This study combined epidemiological tools and concepts to structure and compare aspects and practices implemented in breeding herds following disease outbreaks. This project used porcine reproductive and respiratory syndrome-PRRS as a model and enrolled breeding herds that: (a) reported a PRRS outbreak and worked on a plan to control or eliminate the infection; (b) producers shared diagnostic results continuously; (c) herd veterinarian completed a short survey with information about the PRRS management plan and intervention practices for the outbreak; (d) shared weekly production data for 26 weeks prior to the outbreak, and until the herd achieved baseline production after the outbreak; (e) monitored the affected herd by sampling over time, with either weekly processing fluids or monthly suckling pig bleeding (n=30). Collected data under this integrative approach have allowed the implementation of the project in a standardized and sustainable fashion that can continuously receive and process data. This project was named PRRS Outbreak and Management Practices-POMP and can be expanded to incorporate other diseases beyond PRRS. The major finding was that large diversity of practices exists across the U.S. swine industry to control and eliminate PRRSV following an outbreak. An online platform with the results collected from the POMP enrollment survey having slice and filtering capabilities was created and publicly available at for additional exploring.

Overall the median time to low prevalence (TTLP) (25th-75th percentile) was 35 (29 – 49) weeks. This number is nine weeks longer than a previous study conducted by Linhares et al. about ten years ago. Reasons for the longer TTLP may include different viral populations (i.e., PRRSV evolving to gain persistence at the population level), a more sensitive sampling scheme (processing fluids outperform the herd sensitivity of serum-based monitoring), or a change in management practices including herd closure-associated practices, immunization practices, and bio-management activities. These farms were also monitored for time-to-baseline-productivity (TTBP), defined as the number of weeks it took for farms to recover the same quantity of piglets weaned per week that the farm had prior to the PRRSV outbreak. The median and 25th-75th percentiles were 22 (16 – 26), which is also six weeks longer than that observed with a cohort of 60 herds monitored ten years ago. Finally, the total loss (median, confidence interval) measured as the number of pigs per 1,000 sows weaned below the average before the outbreak was 4,092 (2,326 – 4,755). This represents an increased loos of 1,303 piglets per 1,000 sows than the observed ten years ago. The longer TTBP and higher total losses indicate opportunities for additional investigation on risk factors, including method of exposure, virus characteristics, and disease control-associated practices, including herd closure and internal biosecurity.

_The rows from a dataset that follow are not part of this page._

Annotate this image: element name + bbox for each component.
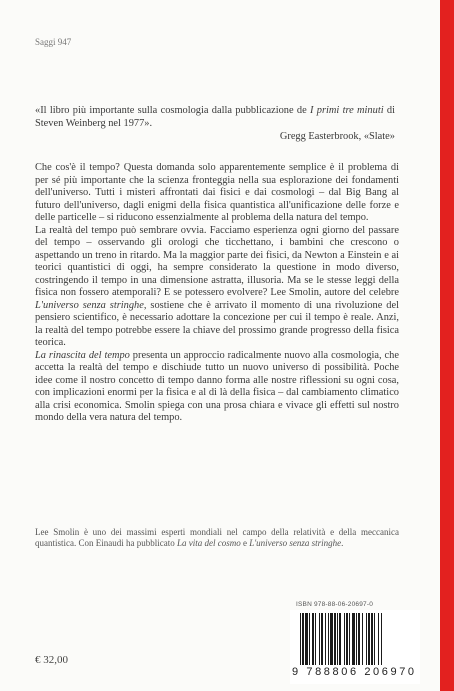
- barcode-bar: [371, 613, 373, 665]
- barcode-bar: [339, 613, 341, 665]
- author-bio: Lee Smolin è uno dei massimi esperti mondiali nel campo della relatività e della meccanica quantistica. Con Einaudi ha pubblicato La vita del cosmo e L'universo senza stringhe.: [35, 527, 399, 549]
- book-title-reference: L'universo senza stringhe: [35, 299, 144, 311]
- barcode-bar: [305, 613, 308, 665]
- barcode-bar: [349, 613, 350, 665]
- bio-book-title-2: L'universo senza stringhe: [249, 538, 342, 549]
- barcode-bar: [378, 613, 379, 665]
- barcode-bar: [312, 613, 314, 665]
- quote-book-title: I primi tre minuti: [310, 105, 384, 116]
- barcode-bar: [368, 613, 370, 665]
- barcode-bar: [315, 613, 316, 665]
- barcode-bar: [302, 613, 304, 665]
- series-label: Saggi 947: [35, 37, 72, 47]
- barcode-bar: [334, 613, 336, 665]
- isbn-label: ISBN 978-88-06-20697-0: [296, 601, 374, 608]
- barcode-bar: [366, 613, 367, 665]
- barcode-bar: [381, 613, 382, 665]
- barcode-bar: [374, 613, 375, 665]
- barcode-bar: [321, 613, 323, 665]
- cover-description: [35, 162, 399, 425]
- barcode: [290, 610, 420, 684]
- barcode-bar: [346, 613, 348, 665]
- barcode-bar: [352, 613, 355, 665]
- bio-book-title-1: La vita del cosmo: [176, 538, 241, 549]
- barcode-bar: [309, 613, 310, 665]
- barcode-digits: 9 788806 206970: [292, 666, 417, 678]
- description-paragraph-1: Che cos'è il tempo? Questa domanda solo apparentemente semplice è il problema di per sé più importante che la scienza fronteggia nella sua esplorazione dei fondamenti dell'universo. Tutti i misteri affrontati dai fisici e dai cosmologi – dal Big Bang al futuro dell'universo, dagli enigmi della fisica quantistica all'unificazione delle forze e delle particelle – si riducono essenzialmente al problema della natura del tempo.: [35, 162, 399, 223]
- quote-text: «Il libro più importante sulla cosmologia dalla pubblicazione de I primi tre minuti di Steven Weinberg nel 1977».: [35, 105, 395, 129]
- barcode-bar: [319, 613, 320, 665]
- description-paragraph-3: La rinascita del tempo presenta un approccio radicalmente nuovo alla cosmologia, che accetta la realtà del tempo e dischiude tutto un nuovo universo di possibilità. Poche idee come il nostro concetto di tempo danno forma alle nostre riflessioni su ogni cosa, con implicazioni enormi per la fisica e al di là della fisica – dal cambiamento climatico alla crisi economica. Smolin spiega con una prosa chiara e vivace gli effetti sul nostro mondo della vera natura del tempo.: [35, 349, 399, 423]
- book-title: La rinascita del tempo: [35, 349, 130, 361]
- barcode-bar: [337, 613, 338, 665]
- barcode-bar: [356, 613, 357, 665]
- barcode-bar: [330, 613, 333, 665]
- barcode-bar: [358, 613, 360, 665]
- barcode-bar: [300, 613, 301, 665]
- quote-attribution: Gregg Easterbrook, «Slate»: [279, 130, 395, 142]
- barcode-bar: [362, 613, 363, 665]
- blurb-quote: [35, 105, 395, 143]
- description-paragraph-2: La realtà del tempo può sembrare ovvia. Facciamo esperienza ogni giorno del passare del tempo – osservando gli orologi che ticchettano, i bambini che crescono o aspettando un treno in ritardo. Ma la maggior parte dei fisici, da Newton a Einstein e ai teorici quantistici di oggi, ha sempre considerato la questione in modo diverso, costringendo il tempo in una dimensione astratta, illusoria. Ma se le stesse leggi della fisica non fossero atemporali? E se potessero evolvere? Lee Smolin, autore del celebre L'universo senza stringhe, sostiene che è arrivato il momento di una rivoluzione del pensiero scientifico, è necessario adottare la concezione per cui il tempo è reale. Anzi, la realtà del tempo potrebbe essere la chiave del prossimo grande progresso della fisica teorica.: [35, 224, 399, 348]
- barcode-bar: [344, 613, 345, 665]
- barcode-bars-icon: [300, 613, 412, 665]
- red-accent-band: [440, 0, 454, 691]
- price: € 32,00: [35, 654, 68, 666]
- barcode-bar: [328, 613, 329, 665]
- barcode-bar: [325, 613, 326, 665]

Funds from this proposal were leveraged with an NPB-funded project # 19-178 (upon approval of both entities); those were used to explore next-generation sequencing and its feasibility to identify multiple PRRSV strains circulating in breeding herds and its association with key production parameters indicators. In summary, the recovery of PRRSV sequences by applying NGS in processing fluid samples provided scientific evidence supporting the detection of at least two wild-type PRRSV strains in a breeding herd (18 of 20) and recombination events (11 of 17). The presence of higher genetic variability in a breeding herd, i.e., ≥ 3 strains, was associated with a 12-week increase in the median time to low prevalence when compared with herds that had ≤ 2 strains detected. The presence of ≥ 3 strains and recombination events were associated with increased total piglet losses of approximately 1,800 piglets per 1,000 sows. Also, resources of this proposal were used to fully sequence, characterize, and share information about the L1C variant strain. The novel way to visualize NGS outcomes provided better insights into the PRRSV dynamics and genetic variability in breeding herds. Please visit NPB # 19-178 grant final report delivered in November 2021 for more details.

Key Findings:

  • A benchmarking platform to collect, analyze, and benchmark disease outbreak data was developed;
  • Large diversity exists across the U.S. Swine industry to deal with PRRS outbreaks;
  • During the last decade, the interval between outbreak and time to low prevalence, time to baseline, and total piglet losses have increased by 9 weeks, 6 weeks, and 1,303 piglets, respectively;
  • Circulation of multiple PRRSV strains and recombination between wild-type vs. wild-type or wild-type vs. PRRS MLV vaccine strains are common.